God's Faithfulness

Considering "God's faithfulness in light of prayers and requests that either God does not answer or answers in ways we do not expect".

I have grown up in a “Christian home” that for the most part of my life was active in the Church of Christ. My father was baptized after marrying my mom. He had grown up in a strong Catholic family. As I began my “own faith journey” around 7th grade, I began to examine other denominations and wondered the age-old question “who is right”? I’ve learned a lot since then, but from the beginning I have felt this longing to talk to my grandparents. I can remember praying to God for situations to come up that would be comfortable to talk to them about Christ, the words to say, and more importantly (to me) their interest in what I might have to say.

I would pray, what I recall to be every night that they would come to know God and that He might use me and give me courage. To this day, I have not done much at all. I have missed opportunities, been too afraid to speak when they come, and ceased to pray as for them as often as in the beginning. This led me to struggle in my faith, question God, and influence my prayer life. My faith in God was challenged as I began to examine myself and what I believe. If I couldn’t even take advantage of situations because of fear, what did that mean for my faith? From my perspective, my grandparents were not getting any closer to knowing but closer to getting older. Why wouldn’t He save them? Or send someone else to be challenged and actually respond to the call (like Abraham) to minister to them? Why would He put their eternity in my hands?

With age and challenges comes maturity, at least I hope so. During this time I read, studied, and talked to others about this subject. My personal faith was challenged as I originally thought I had all the answers, the checklist for heaven. But my understanding began to shift. In a lot of ways I felt like God was talking to me like He spoke to Job, “where were you…who are you to think”, when I questioned Him. He has the plans in His hands, He doesn’t need me, but loves me enough to think that maybe it would be cool to give me the blessing of being a part of this rather than the burden that I made it. Faith grows and matures and in many ways is seen in our lifestyles, not so much the words I thought I had to have eloquently phrased. God chose to answer in His timing. Many people have been witnesses over this 6 year period and I am beginning to see my grandparents asking the questions, making statements that surprised me and catch me off guard. I think, “Where did that come from” too often and looking in retrospect I can see that God at work.
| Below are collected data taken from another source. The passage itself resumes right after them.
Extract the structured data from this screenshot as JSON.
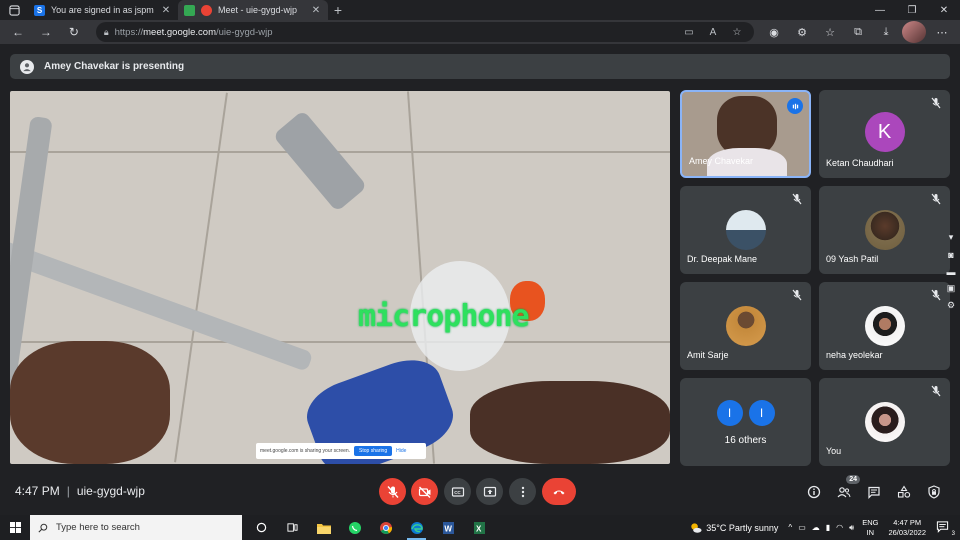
{
  "browser": {
    "tabs": [
      {
        "title": "You are signed in as jspm",
        "favicon_letter": "S",
        "favicon_color": "#1a73e8",
        "active": false
      },
      {
        "title": "Meet - uie-gygd-wjp",
        "favicon_letter": "",
        "favicon_color": "#ea4335",
        "active": true
      }
    ],
    "url_scheme": "https://",
    "url_host": "meet.google.com",
    "url_path": "/uie-gygd-wjp"
  },
  "meet": {
    "presenting_banner": "Amey Chavekar is presenting",
    "shared_screen_overlay_text": "microphone",
    "share_notice": {
      "message": "meet.google.com is sharing your screen.",
      "stop_label": "Stop sharing",
      "hide_label": "Hide"
    },
    "participants": [
      {
        "name": "Amey Chavekar",
        "speaking": true,
        "muted": false
      },
      {
        "name": "Ketan Chaudhari",
        "initial": "K",
        "avatar_color": "#ab47bc",
        "muted": true
      },
      {
        "name": "Dr. Deepak Mane",
        "muted": true
      },
      {
        "name": "09 Yash Patil",
        "muted": true
      },
      {
        "name": "Amit Sarje",
        "muted": true
      },
      {
        "name": "neha yeolekar",
        "muted": true
      },
      {
        "name": "16 others",
        "initials": [
          "I",
          "I"
        ]
      },
      {
        "name": "You",
        "muted": true
      }
    ],
    "time": "4:47 PM",
    "meeting_code": "uie-gygd-wjp",
    "people_count": "24",
    "colors": {
      "danger": "#ea4335",
      "accent": "#1a73e8",
      "surface": "#3c4043",
      "background": "#202124"
    }
  },
  "taskbar": {
    "search_placeholder": "Type here to search",
    "weather": "35°C  Partly sunny",
    "lang_line1": "ENG",
    "lang_line2": "IN",
    "clock_time": "4:47 PM",
    "clock_date": "26/03/2022",
    "notification_count": "3"
  }
}
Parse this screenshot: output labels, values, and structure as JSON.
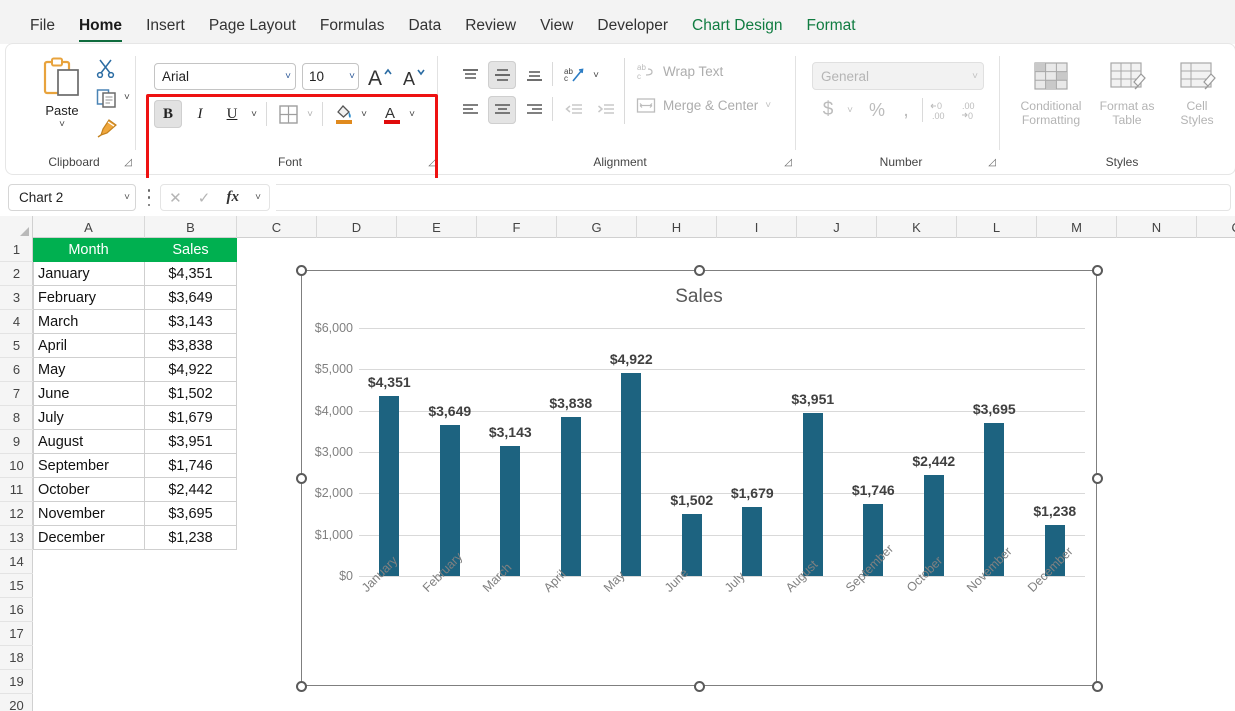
{
  "tabs": [
    {
      "label": "File",
      "state": "normal"
    },
    {
      "label": "Home",
      "state": "active"
    },
    {
      "label": "Insert",
      "state": "normal"
    },
    {
      "label": "Page Layout",
      "state": "normal"
    },
    {
      "label": "Formulas",
      "state": "normal"
    },
    {
      "label": "Data",
      "state": "normal"
    },
    {
      "label": "Review",
      "state": "normal"
    },
    {
      "label": "View",
      "state": "normal"
    },
    {
      "label": "Developer",
      "state": "normal"
    },
    {
      "label": "Chart Design",
      "state": "contextual"
    },
    {
      "label": "Format",
      "state": "contextual"
    }
  ],
  "ribbon": {
    "clipboard": {
      "group_label": "Clipboard",
      "paste_label": "Paste"
    },
    "font": {
      "group_label": "Font",
      "font_name": "Arial",
      "font_size": "10",
      "bold_label": "B",
      "italic_label": "I",
      "underline_label": "U",
      "grow_label": "A",
      "shrink_label": "A"
    },
    "alignment": {
      "group_label": "Alignment",
      "wrap_text_label": "Wrap Text",
      "merge_center_label": "Merge & Center"
    },
    "number": {
      "group_label": "Number",
      "format_value": "General",
      "currency_label": "$",
      "percent_label": "%",
      "comma_label": "❙"
    },
    "styles": {
      "group_label": "Styles",
      "conditional_formatting_label": "Conditional\nFormatting",
      "format_as_table_label": "Format as\nTable",
      "cell_styles_label": "Cell\nStyles"
    }
  },
  "formula_bar": {
    "name_box_value": "Chart 2",
    "formula_value": "",
    "fx_label": "fx"
  },
  "grid": {
    "columns": [
      "A",
      "B",
      "C",
      "D",
      "E",
      "F",
      "G",
      "H",
      "I",
      "J",
      "K",
      "L",
      "M",
      "N",
      "O"
    ],
    "rows": [
      "1",
      "2",
      "3",
      "4",
      "5",
      "6",
      "7",
      "8",
      "9",
      "10",
      "11",
      "12",
      "13",
      "14",
      "15",
      "16",
      "17",
      "18",
      "19",
      "20"
    ],
    "headers": {
      "month": "Month",
      "sales": "Sales"
    },
    "months": [
      "January",
      "February",
      "March",
      "April",
      "May",
      "June",
      "July",
      "August",
      "September",
      "October",
      "November",
      "December"
    ],
    "sales_text": [
      "$4,351",
      "$3,649",
      "$3,143",
      "$3,838",
      "$4,922",
      "$1,502",
      "$1,679",
      "$3,951",
      "$1,746",
      "$2,442",
      "$3,695",
      "$1,238"
    ],
    "header_bg": "#00b050"
  },
  "chart_data": {
    "type": "bar",
    "title": "Sales",
    "xlabel": "",
    "ylabel": "",
    "categories": [
      "January",
      "February",
      "March",
      "April",
      "May",
      "June",
      "July",
      "August",
      "September",
      "October",
      "November",
      "December"
    ],
    "values": [
      4351,
      3649,
      3143,
      3838,
      4922,
      1502,
      1679,
      3951,
      1746,
      2442,
      3695,
      1238
    ],
    "data_labels": [
      "$4,351",
      "$3,649",
      "$3,143",
      "$3,838",
      "$4,922",
      "$1,502",
      "$1,679",
      "$3,951",
      "$1,746",
      "$2,442",
      "$3,695",
      "$1,238"
    ],
    "ylim": [
      0,
      6000
    ],
    "yticks": [
      0,
      1000,
      2000,
      3000,
      4000,
      5000,
      6000
    ],
    "ytick_labels": [
      "$0",
      "$1,000",
      "$2,000",
      "$3,000",
      "$4,000",
      "$5,000",
      "$6,000"
    ],
    "grid": true,
    "legend": false,
    "series_color": "#1d6380",
    "selected": true
  }
}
Abraham’s story of The Call and The Covenant really strikes a note with me. This longing on my heart has definitely been something influenced by God, maybe if even just as a way to teach me. It’s not as profound as Abraham’s seems but similar in nature. God promises a new land and many descendants. For me, the promise was that there would be peace for me when they die, to know that they knew God and can spend an eternity with Him. It has been over six years. I don’t feel like I am seeing drastic changes, but then again I have noticed that I wasn’t as subservient as Abraham when he was willing to take his wife and go where God led him, or to build an altar for his son Isaac, and proceed to almost sacrifice him. However, my disobedience, stubbornness, pride, laziness doesn’t thwart the plans of God. He has used people I wouldn’t have expected, working in the hearts of other family members and friends. My actions may have delayed things in the same way Abraham telling Sarah to lie did, but God knows those things will happen and He will get His work done regardless.

Just hang in there. Faithfulness has to be continued even when no answers are coming. They will come and you don’t want to be off guard. Seeing how faithful God is to His people through famine, family dissention, and more helps put me into place. God is answering but my eyes only see the temporary, not the eternal. All things have answers.